Experiments on eight datasets for a diverse set of text classification tasks, including emotion, hatespeech, dialog act, and book type detection, demonstrate that our proposed algorithm significantly outperforms baseline AL approaches.
- Score: 13.008323851750442
- License: http://creativecommons.org/licenses/by/4.0/
- Abstract: Despite recent advancements, NLP models continue to be vulnerable to bias.
This bias often originates from the uneven distribution of real-world data and
can propagate through the annotation process. Escalated integration of these
models in our lives calls for methods to mitigate bias without overbearing
annotation costs. While active learning (AL) has shown promise in training
models with a small amount of annotated data, AL's reliance on the model's
behavior for selective sampling can lead to an accumulation of unwanted bias
rather than bias mitigation. However, infusing clustering with AL can overcome
the bias issue of both AL and traditional annotation methods while exploiting
AL's annotation efficiency. In this paper, we propose a novel adaptive
clustering-based active learning algorithm, D-CALM, that dynamically adjusts
clustering and annotation efforts in response to an estimated classifier
error-rate.

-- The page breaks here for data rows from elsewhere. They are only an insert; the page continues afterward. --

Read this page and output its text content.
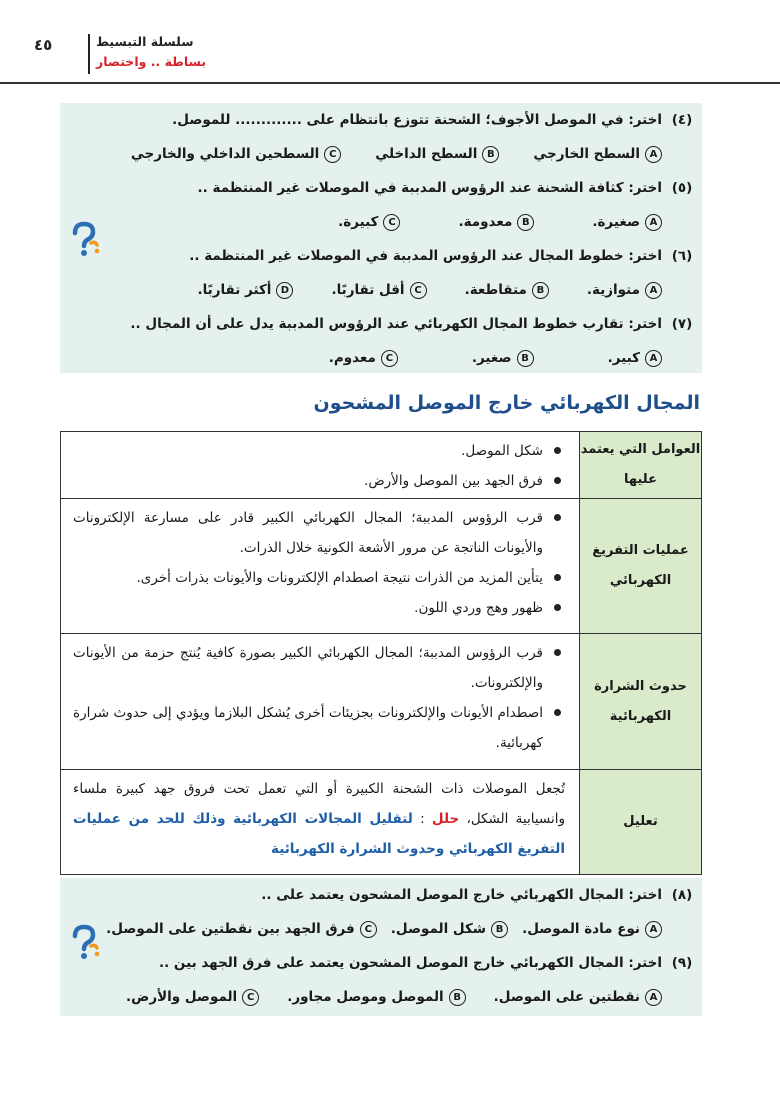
٤٥	سلسلة التبسيط
بساطة .. واختصار
(٤)
اختر: في الموصل الأجوف؛ الشحنة تتوزع بانتظام على ............. للموصل.
A
السطح الخارجي
B
السطح الداخلي
C
السطحين الداخلي والخارجي
(٥)
اختر: كثافة الشحنة عند الرؤوس المدببة في الموصلات غير المنتظمة ..
A
صغيرة.
B
معدومة.
C
كبيرة.
(٦)
اختر: خطوط المجال عند الرؤوس المدببة في الموصلات غير المنتظمة ..
A
متوازية.
B
متقاطعة.
C
أقل تقاربًا.
D
أكثر تقاربًا.
(٧)
اختر: تقارب خطوط المجال الكهربائي عند الرؤوس المدببة يدل على أن المجال ..
A
كبير.
B
صغير.
C
معدوم.
المجال الكهربائي خارج الموصل المشحون
العوامل التي يعتمد عليها
شكل الموصل.
فرق الجهد بين الموصل والأرض.
عمليات التفريغ الكهربائي
قرب الرؤوس المدببة؛ المجال الكهربائي الكبير قادر على مسارعة الإلكترونات والأيونات الناتجة عن مرور الأشعة الكونية خلال الذرات.
يتأين المزيد من الذرات نتيجة اصطدام الإلكترونات والأيونات بذرات أخرى.
ظهور وهج وردي اللون.
حدوث الشرارة الكهربائية
قرب الرؤوس المدببة؛ المجال الكهربائي الكبير بصورة كافية يُنتج حزمة من الأيونات والإلكترونات.
اصطدام الأيونات والإلكترونات بجزيئات أخرى يُشكل البلازما ويؤدي إلى حدوث شرارة كهربائية.
تعليل
تُجعل الموصلات ذات الشحنة الكبيرة أو التي تعمل تحت فروق جهد كبيرة ملساء وانسيابية الشكل، حلل : لتقليل المجالات الكهربائية وذلك للحد من عمليات التفريغ الكهربائي وحدوث الشرارة الكهربائية
(٨)
اختر: المجال الكهربائي خارج الموصل المشحون يعتمد على ..
A
نوع مادة الموصل.
B
شكل الموصل.
C
فرق الجهد بين نقطتين على الموصل.
(٩)
اختر: المجال الكهربائي خارج الموصل المشحون يعتمد على فرق الجهد بين ..
A
نقطتين على الموصل.
B
الموصل وموصل مجاور.
C
الموصل والأرض.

Experiments on eight datasets for a diverse set of text
classification tasks, including emotion, hatespeech, dialog act, and book type
detection, demonstrate that our proposed algorithm significantly outperforms
baseline AL approaches with both pretrained transformers and traditional
Support Vector Machines. D-CALM showcases robustness against different measures
of information gain and, as evident from our analysis of label and error
distribution, can significantly reduce unwanted model bias.